Raul Abraham Ruiz on Laughter Enchiladas and the Unutterably True
Raul Ruiz is an MFA candidate at SFSU. His work was included in Shipping Manifesto: Fly the East L.A. Dirigible Transport Lines! by Sesshu Foster, Arturo Romo-Santillano, and others.
What are some of your favorite smells?
The smell of the daffodils in my heart, the nervous smell of blurbs on backs of books (oh funny avenues of commerce), the smell of early morning’s innocent light, celibate, emptied of stars, a spring of forgiveness, flowers all purple.
What are you working on right now?
A unifying theory of intersecting bus routes; a general equation for the mathematical catastrophe in the thousand page Haiku; a laughter cookbook (page 1: laughter enchiladas; page 23: laughter thousand island dressing).

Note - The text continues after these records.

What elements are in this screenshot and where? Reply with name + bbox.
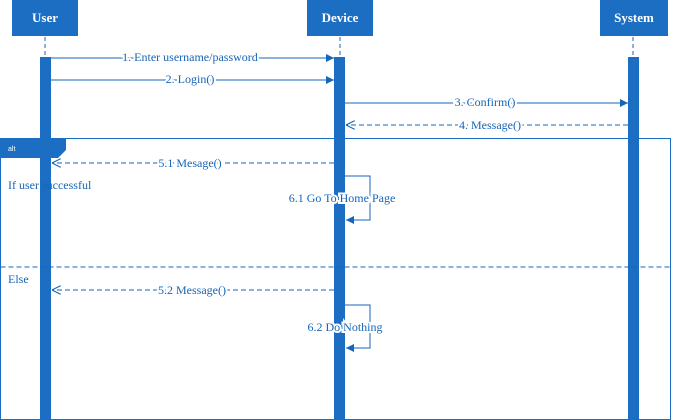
message-6-2-arrow [345, 304, 371, 352]
message-2-label: 2. Login() [166, 72, 215, 86]
message-5-2: 5.2 Message() [52, 281, 334, 299]
device-activation-bar [334, 57, 345, 420]
user-activation-bar [40, 57, 51, 420]
participant-user[interactable]: User [12, 0, 78, 36]
message-6-1: 6.1 Go To Home Page [287, 175, 397, 224]
participant-device-label: Device [322, 10, 359, 25]
message-6-1-label: 6.1 Go To Home Page [289, 191, 396, 205]
system-activation-bar [628, 57, 639, 420]
alt-fragment-tag-box [0, 138, 66, 158]
participant-system[interactable]: System [600, 0, 668, 36]
alt-fragment-tag: alt [8, 146, 15, 153]
message-4: 4. Message() [346, 116, 628, 134]
participant-device[interactable]: Device [307, 0, 373, 36]
message-6-2-label: 6.2 Do Nothing [308, 320, 383, 334]
guard-else: Else [8, 272, 29, 286]
message-5-1-label: 5.1 Mesage() [158, 156, 221, 170]
message-6-1-arrow [345, 175, 371, 224]
message-3: 3. Confirm() [345, 93, 628, 111]
participant-user-label: User [32, 10, 58, 25]
participant-system-label: System [614, 10, 654, 25]
message-5-2-label: 5.2 Message() [158, 283, 226, 297]
guard-if: If user successful [8, 178, 92, 192]
message-1: 1. Enter username/password [51, 48, 334, 66]
message-2: 2. Login() [51, 70, 334, 88]
message-6-2: 6.2 Do Nothing [306, 304, 385, 352]
message-3-label: 3. Confirm() [455, 95, 516, 109]
message-1-label: 1. Enter username/password [122, 50, 258, 64]
message-5-1: 5.1 Mesage() [52, 154, 334, 172]
message-4-label: 4. Message() [459, 118, 521, 132]
alt-fragment: alt If user successful Else [0, 138, 671, 420]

What would you like to see happen in our lifetime?
Joy (the unutterably True kind, the kind that takes Hard Work and Effort and Self Control); Love (the unutterably True kind, the kind that takes Hard Work and Effort and Self Control); Better Poetry (the unutterably True kind, the kind that takes Hard Work and Effort and Self Control).

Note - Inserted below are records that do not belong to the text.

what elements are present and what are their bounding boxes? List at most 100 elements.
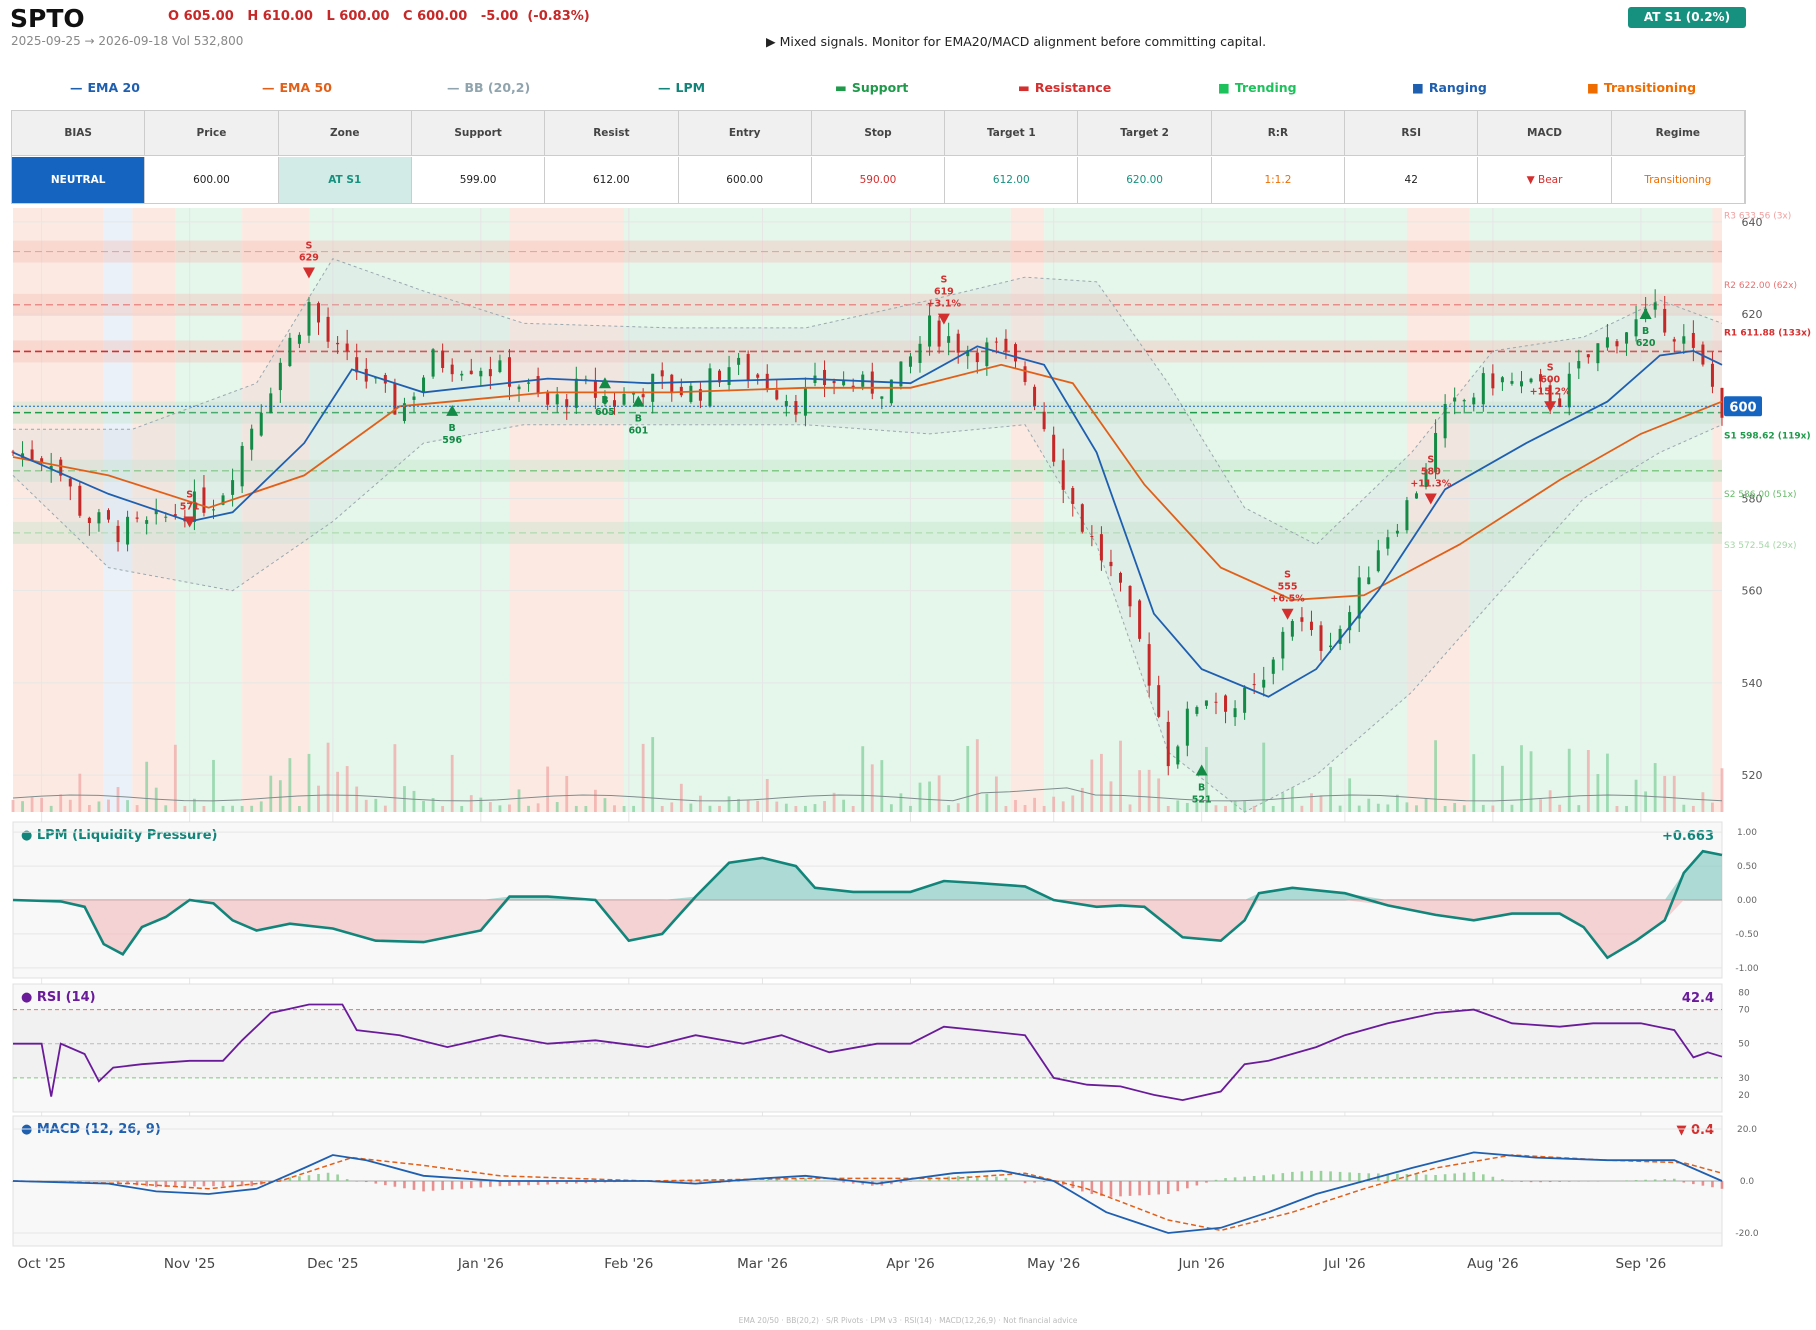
candle-body — [966, 350, 970, 357]
volume-bar — [393, 744, 397, 812]
y-tick-label: 620 — [1742, 308, 1763, 321]
volume-bar — [756, 800, 760, 812]
candle-body — [97, 512, 101, 524]
lpm-negative-area — [13, 900, 1722, 958]
y-tick-label: 520 — [1742, 769, 1763, 782]
volume-bar — [1109, 781, 1113, 812]
legend-item[interactable]: ■ Ranging — [1412, 80, 1487, 95]
volume-bar — [832, 792, 836, 812]
candle-body — [660, 370, 664, 377]
sell-marker-icon — [937, 313, 950, 325]
volume-bar — [1691, 805, 1695, 812]
legend-item[interactable]: ■ Transitioning — [1587, 80, 1696, 95]
macd-histogram-bar — [1205, 1181, 1208, 1183]
legend-item[interactable]: — BB (20,2) — [447, 80, 530, 95]
price-tag-bg — [1724, 396, 1762, 417]
macd-histogram-bar — [1186, 1181, 1189, 1189]
macd-histogram-bar — [1243, 1176, 1246, 1181]
macd-histogram-bar — [737, 1181, 740, 1182]
macd-histogram-bar — [393, 1181, 397, 1187]
macd-histogram-bar — [431, 1181, 435, 1191]
candle-body — [1577, 360, 1581, 369]
volume-bar — [269, 775, 273, 812]
macd-histogram-bar — [765, 1180, 769, 1181]
volume-bar — [250, 805, 254, 812]
volume-bar — [1529, 751, 1533, 812]
macd-histogram-bar — [450, 1181, 454, 1190]
volume-bar — [1376, 803, 1380, 812]
regime-band — [13, 208, 104, 812]
volume-bar — [441, 805, 445, 812]
volume-bar — [11, 799, 15, 812]
legend-item[interactable]: ▬ Resistance — [1018, 80, 1111, 95]
legend-swatch-icon: ▬ — [1018, 80, 1030, 95]
macd-histogram-bar — [937, 1177, 941, 1181]
candle-body — [975, 352, 979, 363]
volume-bar — [1157, 778, 1161, 812]
legend-item[interactable]: — LPM — [658, 80, 705, 95]
x-tick-label: Feb '26 — [604, 1256, 653, 1272]
macd-histogram-bar — [1548, 1181, 1552, 1183]
candle-body — [832, 381, 836, 384]
y-tick-label: 20 — [1738, 1091, 1750, 1101]
candle-body — [1233, 708, 1237, 718]
macd-histogram-bar — [154, 1181, 158, 1188]
volume-bar — [555, 802, 559, 812]
candle-body — [1434, 432, 1438, 473]
volume-bar — [1453, 802, 1457, 812]
macd-histogram-bar — [1014, 1180, 1017, 1182]
candle-body — [1271, 659, 1275, 674]
volume-bar — [1042, 805, 1046, 812]
macd-histogram-bar — [804, 1178, 807, 1181]
volume-bar — [1233, 800, 1237, 812]
macd-histogram-bar — [193, 1181, 196, 1187]
y-tick-label: 30 — [1738, 1074, 1750, 1084]
y-tick-label: 1.00 — [1737, 828, 1757, 838]
volume-bar — [584, 805, 588, 812]
legend-item[interactable]: — EMA 50 — [262, 80, 332, 95]
buy-marker-icon — [1195, 764, 1208, 776]
candle-body — [1596, 343, 1600, 364]
macd-histogram-bar — [1701, 1181, 1705, 1186]
candle-body — [1386, 537, 1390, 549]
macd-histogram-bar — [1720, 1181, 1724, 1189]
macd-histogram-bar — [1281, 1173, 1285, 1181]
volume-bar — [565, 776, 569, 812]
volume-bar — [985, 793, 989, 812]
candle-body — [803, 387, 807, 416]
candle-body — [1071, 488, 1075, 504]
volume-bar — [1539, 799, 1542, 812]
candle-body — [345, 343, 349, 352]
candle-body — [527, 382, 531, 384]
volume-bar — [1596, 774, 1600, 812]
legend-item[interactable]: ▬ Support — [835, 80, 908, 95]
legend-label: LPM — [675, 80, 706, 95]
macd-histogram-bar — [1501, 1179, 1504, 1181]
sell-marker-icon — [183, 516, 196, 528]
volume-bar — [78, 773, 82, 812]
macd-histogram-bar — [498, 1181, 502, 1187]
candle-body — [641, 394, 645, 398]
legend-item[interactable]: ■ Trending — [1218, 80, 1297, 95]
summary-table: BIAS NEUTRAL Price 600.00 Zone AT S1 Support 59… — [11, 110, 1746, 204]
volume-bar — [1357, 805, 1361, 812]
volume-bar — [699, 795, 702, 812]
candle-body — [1395, 530, 1399, 534]
volume-bar — [679, 783, 683, 812]
candle-body — [603, 396, 607, 405]
candle-body — [488, 369, 492, 377]
volume-bar — [994, 776, 998, 812]
x-tick-label: Oct '25 — [17, 1256, 66, 1272]
macd-histogram-bar — [1262, 1175, 1266, 1181]
regime-band — [1010, 208, 1045, 812]
price-tag: 600 — [1729, 400, 1756, 415]
macd-histogram-bar — [546, 1181, 549, 1185]
candle-body — [698, 389, 702, 401]
legend-item[interactable]: — EMA 20 — [70, 80, 140, 95]
volume-bar — [135, 805, 139, 812]
volume-bar — [909, 805, 912, 812]
volume-bar — [1119, 740, 1122, 812]
level-label: S3 572.54 (29x) — [1724, 541, 1796, 551]
macd-histogram-bar — [1023, 1181, 1027, 1184]
macd-histogram-bar — [584, 1181, 588, 1184]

What kind of writing do you most admire?
I appreciate architects whose buildings are all windows; I like my poems loud and exhaustive, but my heart is likewise open to the gentle tremors of very quiet writing. In the end, I suppose, the heart always know if it is being kissed by a force electric with Love and Faith.
I admire writers whose poems are interminably linked with the (very difficult) art of living. Writers who live their poetics, who emit from their being the shhyrgshdgftya! of Poetry’s Electric Field.
A night on the town: what does that mean to you?
It means the sun’s gone down and the streetlights (and headlights of cars! And bike lights! Safety first, everyone!) have all been turned on; I’m out, walking about, probably caffeinated, looking to meet someone with eyes that laugh.